Mr Justice Fang took his position, bowed, sat The court officials bowed and sat in their turn. Just as they did so, Commander Lee bustled in and took his place. ‘Sorry to be late,’ the stolid policeman imparted, sotto voce, ‘but just as we were leaving, Huuk got another of his funny phone calls. It’s Seram Queen this time.’
Po’s mind reeled. This seemed like the final nail in the coffin of the Crown’s case. They had proceeded on the assumption that the accused, Captain Mariner, was solely responsible; that he had undertaken a range of killing, beginning with two deaths in Singapore, in order to secure a f
ortune for himself or for his company; that the whole thing had been a desperate half-sane one-off. And now, just as the two original victims had come all too conveniently back to life, the same thing was happening all over again to the sister ship.

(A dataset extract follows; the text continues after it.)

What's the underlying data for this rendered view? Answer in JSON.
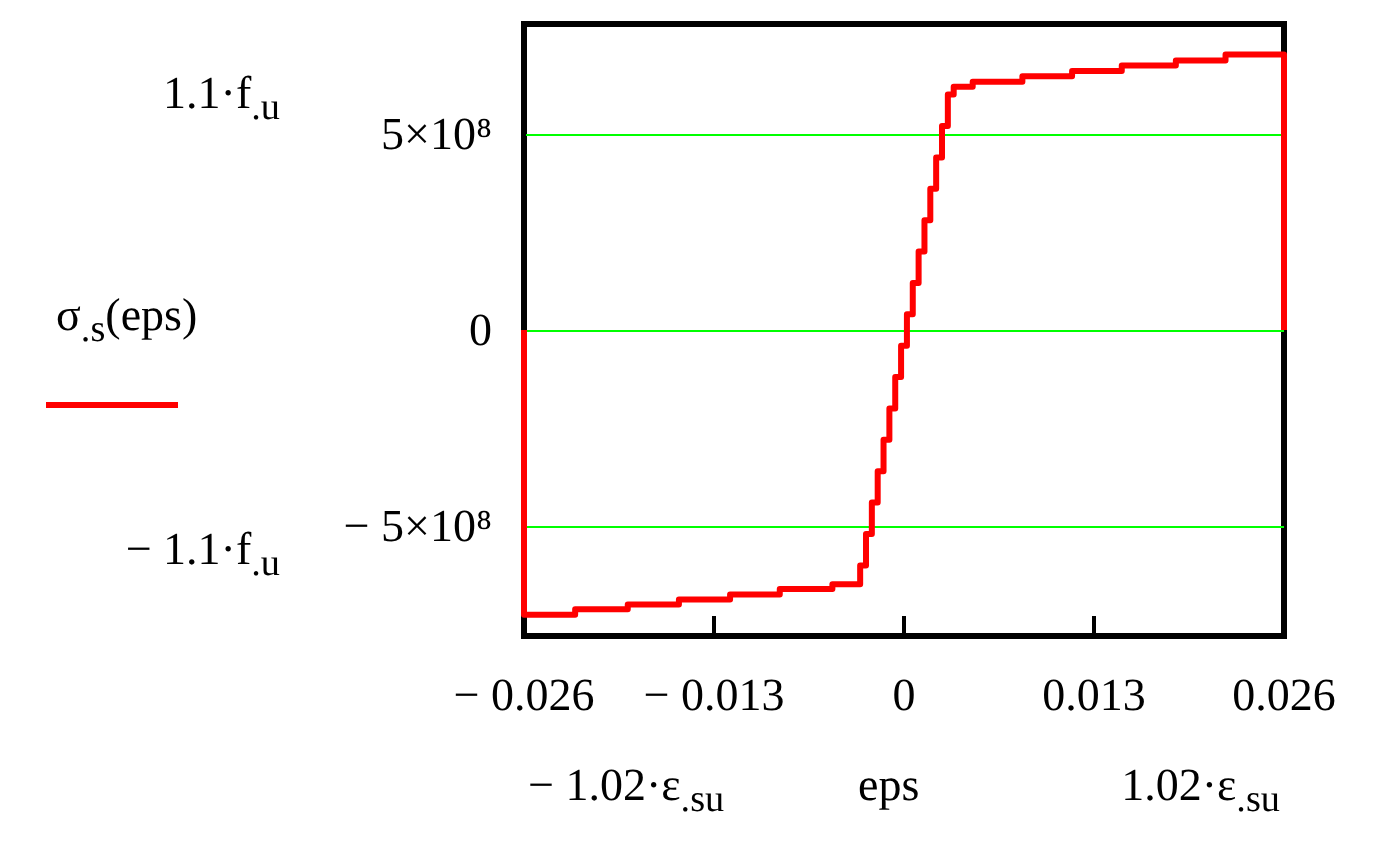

But the Commander had not finished speaking. ‘It’s probably a hoax,’ he opined. ‘I’m getting Huuk to check it out thoroughly before we even dream of taking it seriously.’ Then he sat back as Maggie rose for the final time.
‘I would like to call Miss Anna Leung, company secretary to the China Queens Company,’ she said.
Anna Leung looked exhausted and nervous as she came to the witness stand. She was all too well aware of Commander Lee’s cold gaze. She would be lucky not to be standing in the dock next time she came here.
‘You are Anna Leung, of the China Queens Company, Singapore?’
‘I am known as Anna Leung, yes.’
‘That is not your real name?’
‘It is an alias I adopted at the behest of the Royal Hong Kong Police’s Criminal Intelligence Division.’
‘So you are, in fact, a police officer?’
‘I was, but I have resigned my commission. I am a private citizen now.’
‘Very well. Now, if we can turn to the matter in hand. For what purpose did you assume the alias of Anna Leung?’
‘So that I could investigate smuggling as it was carried on through the port of Singapore. More specifically through the Tanjong Pagar computerised container terminal. It was understood by my superiors that the China Queens Company was involved in such smuggling. When the operation in which I was involved began, the China Queens was owned by a front company ultimately run, we believed, by the White Powder Triad. Although they used it for their own business occasionally, they also had a lucrative sideline in hiring out the container space to other concerns who wished to transport merchandise invisibly and without the inconvenience of Customs inspections.’